The model itself is silly: there are only three counties with two plants, and one with three, yet Spangler (and I above) drew a regression line over this wee sample. But the mathematics doesn’t know this, so it will give a result. My green line is just as absurd as Spanger’s: there just isn’t enough data about increasing the number of plants to say anything cogent.

The Fallacy Revealed

And then there’s the fallacy hinted at above. It occurs when people infer individual-level conclusions from aggregate data. Something, or many various things, caused the differences in suicides between counties, but it does not follow that because a correlation was found in a statistical model that the variable identified had any causative effect.

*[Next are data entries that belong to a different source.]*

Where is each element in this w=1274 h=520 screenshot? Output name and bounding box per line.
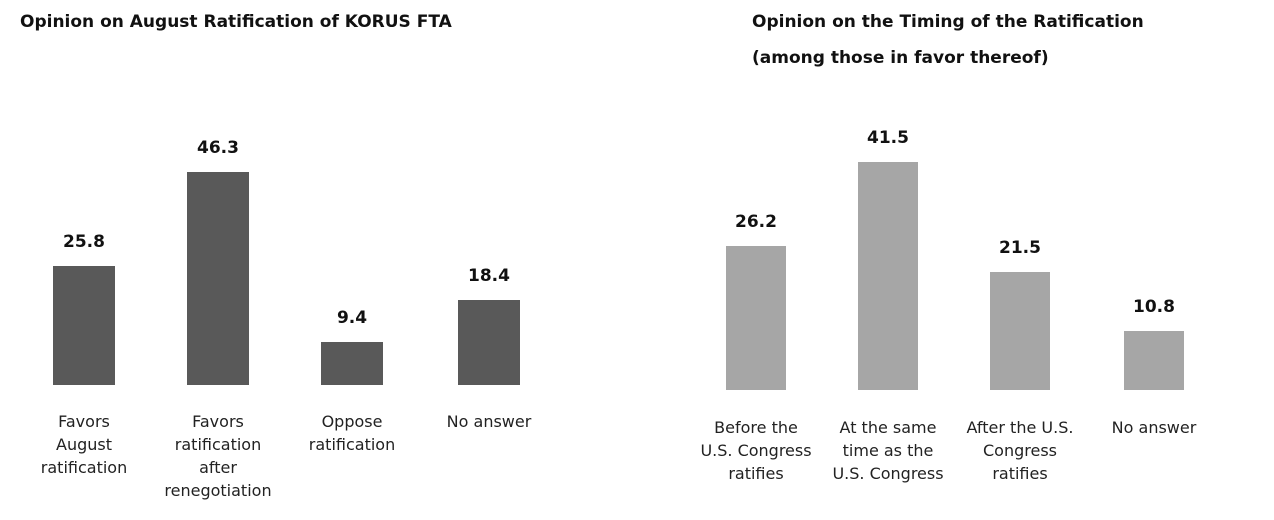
x-tick-label: No answer: [446, 412, 532, 431]
bar: [321, 341, 383, 385]
data-label: 9.4: [336, 307, 368, 328]
data-label: 25.8: [63, 232, 105, 253]
data-label: 41.5: [867, 127, 909, 148]
x-tick-label: No answer: [1111, 418, 1197, 437]
x-tick-label: Before the U.S. Congress ratifies: [700, 418, 812, 483]
x-tick-label: After the U.S. Congress ratifies: [966, 418, 1074, 483]
bar: [858, 161, 918, 390]
x-tick-label: Favors August ratification: [40, 412, 128, 477]
bar: [990, 271, 1050, 390]
data-label: 26.2: [735, 211, 777, 232]
bar: [1124, 330, 1184, 390]
bar: [187, 172, 249, 385]
bar: [53, 266, 115, 385]
data-label: 21.5: [999, 237, 1041, 258]
x-tick-label: At the same time as the U.S. Congress: [832, 418, 944, 483]
data-label: 10.8: [1133, 296, 1175, 317]
x-tick-label: Oppose ratification: [308, 412, 396, 454]
chart-title: Opinion on the Timing of the Ratificatio…: [752, 12, 1144, 68]
data-label: 46.3: [197, 138, 239, 159]
bar: [726, 245, 786, 390]
bar: [458, 300, 520, 385]
data-label: 18.4: [468, 266, 510, 287]
x-tick-label: Favors ratification after renegotiation: [164, 412, 272, 500]
chart-title: Opinion on August Ratification of KORUS …: [20, 12, 452, 32]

If that were so, then moving to a county which had a higher proportion of whites or older folks would increase your suicide risk. That is obviously ridiculous, but if we follow the press reports and Spangler’s breathless intimations, that is the conclusion we would reach.

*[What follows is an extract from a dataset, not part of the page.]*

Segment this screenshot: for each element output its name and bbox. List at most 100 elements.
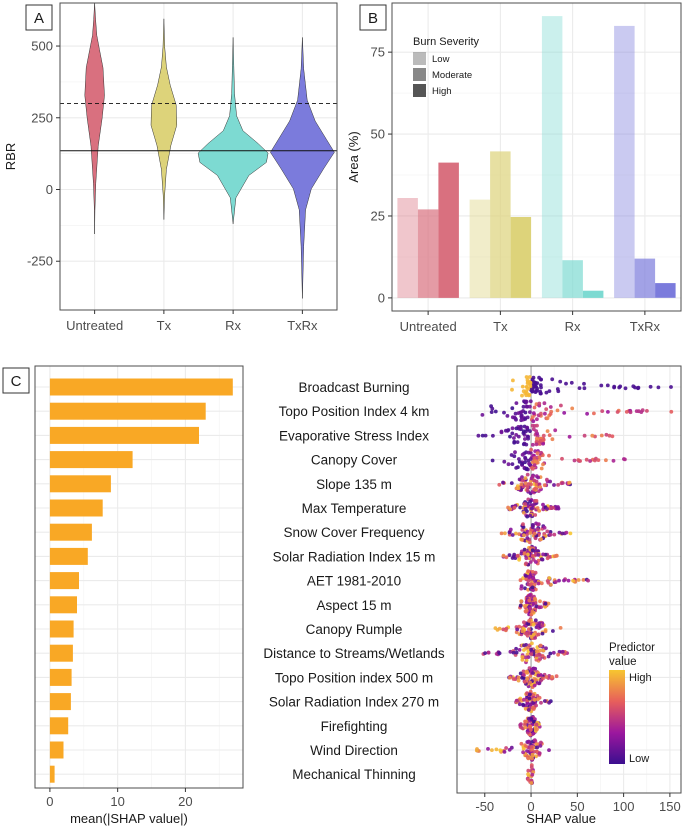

We should be especially suspicious here because no pollutants were noted, nor were any of the other demographic variables, like income and education. The county-level is just too crude a scale to be useful. The many journalists who picked up this story should have recognized this, as should have Spangler: a simple plot (like the one here) would have showed him his task was futile.

Appendix

Tables of the data in Spangler’s paper, given in case my counts differ from his. The suicide rates for counties with no plants were taken from the CDC. Semora is an unincorporated town located partly in Caswell county and partly in Person county, which I assigned to Person so that it had 3 plants as indicated by Spangler.

Counties with one plant.
County (City) Rank Suicide rate
Haywood (Canton) #11 18.2
Rowan (Salisbury) #24 15.9
Brunswick (Southport) #38 14.2
Catawba (Terrell) #40 14.0
Rockingham (Eden) #39 14.0
New Hanover (Willmington) #45 13.1
Cleveland (Mooresboro) #47 13.0
Buncombe (Arden) #48 12.9
Wayne (Goldsboro) #51 12.8
Edgecombe (Battleboro) #52 12.3
Lenoir (Kinston) #58 11.5
Forsyth (Belews Creek) #64 11.1
Orange (Chapel Hill) #67 10.7
Chatham (Moncure) #77 9.8
Washington (Plymouth) #96 7.7
Counties with two plants.
County (Cities) Rank Suicide rate
Gaston (Mount Holly, Belmont) #30 15.3
Halifax (Weldon, Roanoke Rapids) #61 11.3
Robeson (Lumberton x 2) #66 11.0
County with three plants.
County (Cities) Rank Suicide rate
Person (Roxboro x 2, Semora) #69 10.6

The remaining 80 counties had suicide rates from 26.0 to 4.4.